Eric Posner’s (with Adrian and Blakey Vermeule) new and excellent venture The New Rambler asked me to write a book review for them.  The impish side of me thought “what book better to review than the old Rambler?”, namely by Samuel Johnson?  Here is the opening of my piece:

A blogger by the ostensible name of “Samuel Johnson” has compiled his previous posts into a book, edited by a supposed W.J. Bate and Albrecht B. Strauss. But the true work here is “Johnson’s,” and the sequential editing, as such, seems to have been done by WordPress. The editorial illusion, of course, is a trick dating from the eighteenth century, as for instance Jonathan Swift and Alexander Pope presented the work of an imaginary Martinus Scriblerus in the 1740s. These Johnson posts claim to date from the early 1750s, a typical blogger’s conceit and misdirection, but the content is too modern and innovative to sustain that illusion for long.

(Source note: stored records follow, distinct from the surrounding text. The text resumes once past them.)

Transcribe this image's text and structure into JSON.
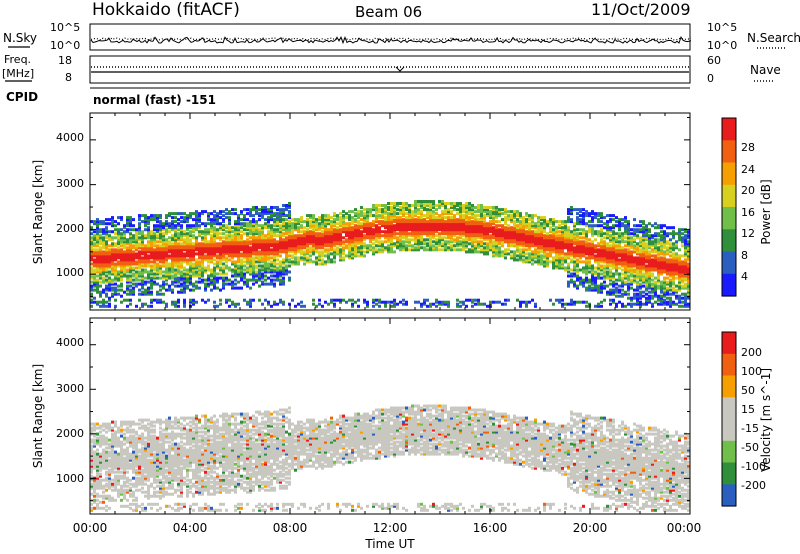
{
  "header": {
    "station": "Hokkaido (fitACF)",
    "beam": "Beam 06",
    "date": "11/Oct/2009",
    "cpid": "normal (fast) -151"
  },
  "noise_panel": {
    "left_label": "N.Sky",
    "right_label": "N.Search",
    "left_ticks": [
      "10^5",
      "10^0"
    ],
    "right_ticks": [
      "10^5",
      "10^0"
    ]
  },
  "freq_panel": {
    "left_label_1": "Freq.",
    "left_label_2": "[MHz]",
    "left_ticks": [
      "18",
      "8"
    ],
    "right_label": "Nave",
    "right_ticks": [
      "60",
      "0"
    ],
    "cpid_label": "CPID"
  },
  "colors": {
    "power": [
      "#1a1aff",
      "#2a5fbf",
      "#2f8f3a",
      "#6fbf4a",
      "#d8d020",
      "#f5a000",
      "#f06010",
      "#e81c1c"
    ],
    "velocity": [
      "#e81c1c",
      "#f06010",
      "#f5a000",
      "#c8c8c0",
      "#c8c8c0",
      "#6fbf4a",
      "#2f8f3a",
      "#2a5fbf"
    ]
  },
  "chart_data": [
    {
      "type": "heatmap",
      "name": "power",
      "ylabel": "Slant Range [km]",
      "yticks": [
        "1000",
        "2000",
        "3000",
        "4000"
      ],
      "ylim": [
        200,
        4600
      ],
      "xlim_hours": [
        0,
        24
      ],
      "colorbar_label": "Power [dB]",
      "colorbar_ticks": [
        "4",
        "8",
        "12",
        "16",
        "20",
        "24",
        "28"
      ],
      "colorbar_range": [
        0,
        32
      ]
    },
    {
      "type": "heatmap",
      "name": "velocity",
      "ylabel": "Slant Range [km]",
      "yticks": [
        "1000",
        "2000",
        "3000",
        "4000"
      ],
      "ylim": [
        200,
        4600
      ],
      "xlim_hours": [
        0,
        24
      ],
      "colorbar_label": "Velocity [m s^-1]",
      "colorbar_ticks": [
        "200",
        "100",
        "50",
        "15",
        "-15",
        "-50",
        "-100",
        "-200"
      ],
      "xticks": [
        "00:00",
        "04:00",
        "08:00",
        "12:00",
        "16:00",
        "20:00",
        "00:00"
      ],
      "xlabel": "Time UT"
    }
  ]
}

Cutting through the postmodern trappings, Johnson’s blog reflects his ongoing interest in behavioral economics. He is continually skirting the frontier of the latest research insights, although like many bloggers he is lax in providing the proper citations. He writes off the top of his head, though without care for what came before from Thomas Schelling, Jean Tirole, or Cass Sunstein, among other titans of the field. Reading these short pieces is thus a fascinating but often frustrating experience. And as is true for most of the work in behavioral economics, there are insights but a fully fleshed out model, applied consistently to all human choices, is nowhere to be found.